The conditions we recommend for running a gel are:
We run a 1% agarose gel. Depending on the size of the gel/number of wells, we load 250 ng to 1 ug of mRNA. We dilute mRNA to 0.2 ug/uL, then add equal volume of NorthernMax Gly sample loading dye.
For making a 1% agarose gel, we would use 50 mL of gel and 0.5 grams of agarose. Microwave the agarose until melted and allow to cool for ~10 min. Add 0.5 uL of ethidium bromide. Swirl gently to mix. Pour gel.
We highly recommend that synthetic, modified long RNAs intended for biological applications are PAGE and HPLC purified. PAGE is better at resolving long, synthetic RNAs while HPLC is critical for removing trace impurities leftover from the PAGE purification process.
Transcript length and integrity are confirmed via agarose gel analysis after glyoxal treatment. Quantity and purity are determined through ultraviolet spectroscopy.

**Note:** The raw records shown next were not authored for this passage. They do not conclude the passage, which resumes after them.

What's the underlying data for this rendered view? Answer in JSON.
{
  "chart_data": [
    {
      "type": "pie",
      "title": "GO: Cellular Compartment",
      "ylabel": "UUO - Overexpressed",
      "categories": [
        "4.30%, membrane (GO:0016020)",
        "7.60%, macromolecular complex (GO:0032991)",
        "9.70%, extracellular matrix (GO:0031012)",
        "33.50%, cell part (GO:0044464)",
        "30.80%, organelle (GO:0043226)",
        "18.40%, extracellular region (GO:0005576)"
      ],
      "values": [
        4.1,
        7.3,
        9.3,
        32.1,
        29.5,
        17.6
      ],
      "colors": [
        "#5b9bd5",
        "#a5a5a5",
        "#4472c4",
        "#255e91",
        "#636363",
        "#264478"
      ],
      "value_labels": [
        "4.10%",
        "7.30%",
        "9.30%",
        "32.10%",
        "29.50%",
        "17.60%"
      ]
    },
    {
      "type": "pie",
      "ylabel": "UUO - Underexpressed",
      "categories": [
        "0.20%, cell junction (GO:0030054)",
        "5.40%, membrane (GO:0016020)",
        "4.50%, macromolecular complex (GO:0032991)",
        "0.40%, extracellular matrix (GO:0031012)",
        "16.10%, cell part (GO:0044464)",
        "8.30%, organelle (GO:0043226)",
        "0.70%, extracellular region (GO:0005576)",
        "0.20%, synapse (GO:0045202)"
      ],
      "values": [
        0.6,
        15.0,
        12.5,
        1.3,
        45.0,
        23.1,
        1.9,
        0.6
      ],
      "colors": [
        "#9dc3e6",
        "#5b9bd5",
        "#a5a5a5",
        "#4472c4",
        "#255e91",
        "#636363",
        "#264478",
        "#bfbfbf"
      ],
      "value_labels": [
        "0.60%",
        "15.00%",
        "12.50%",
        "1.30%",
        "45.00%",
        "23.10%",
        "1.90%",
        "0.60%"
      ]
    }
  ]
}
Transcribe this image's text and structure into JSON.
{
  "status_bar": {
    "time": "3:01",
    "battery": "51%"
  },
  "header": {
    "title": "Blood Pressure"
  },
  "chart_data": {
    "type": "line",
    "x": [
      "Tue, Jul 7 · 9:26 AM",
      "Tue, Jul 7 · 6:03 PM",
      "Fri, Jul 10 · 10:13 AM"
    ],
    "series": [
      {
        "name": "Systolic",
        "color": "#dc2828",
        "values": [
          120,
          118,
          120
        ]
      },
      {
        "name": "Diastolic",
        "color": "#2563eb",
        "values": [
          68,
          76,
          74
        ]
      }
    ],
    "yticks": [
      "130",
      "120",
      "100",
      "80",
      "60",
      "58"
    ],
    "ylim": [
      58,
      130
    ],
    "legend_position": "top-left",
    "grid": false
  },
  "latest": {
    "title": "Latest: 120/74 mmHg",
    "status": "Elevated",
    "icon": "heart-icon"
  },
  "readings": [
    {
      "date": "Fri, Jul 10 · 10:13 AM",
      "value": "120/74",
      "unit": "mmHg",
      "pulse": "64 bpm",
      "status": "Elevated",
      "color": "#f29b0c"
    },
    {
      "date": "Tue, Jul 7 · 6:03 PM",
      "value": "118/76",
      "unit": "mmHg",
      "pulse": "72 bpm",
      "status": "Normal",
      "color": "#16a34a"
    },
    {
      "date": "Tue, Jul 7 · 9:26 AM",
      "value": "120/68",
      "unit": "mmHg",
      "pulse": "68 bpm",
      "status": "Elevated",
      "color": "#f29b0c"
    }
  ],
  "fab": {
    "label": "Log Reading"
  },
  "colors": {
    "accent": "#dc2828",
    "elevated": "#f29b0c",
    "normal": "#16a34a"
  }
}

Each template is unique and it is very difficult to predict the outcome of a transcription. Elements such as strong hairpins and repetitive sequences can cause transcriptional stops. If this is a concern, we will perform a small scale transcription and work with you to optimize the transcription reaction for your particular template if needed.
For stocked items, we elute in 10 mM Tris-HCl, pH 7.5. For custom syntheses, we elute in RNase-free water, however we are able to accommodate most special requests.
Our standard purification consists of two silica column steps. We also offer HPLC and PAGE purification.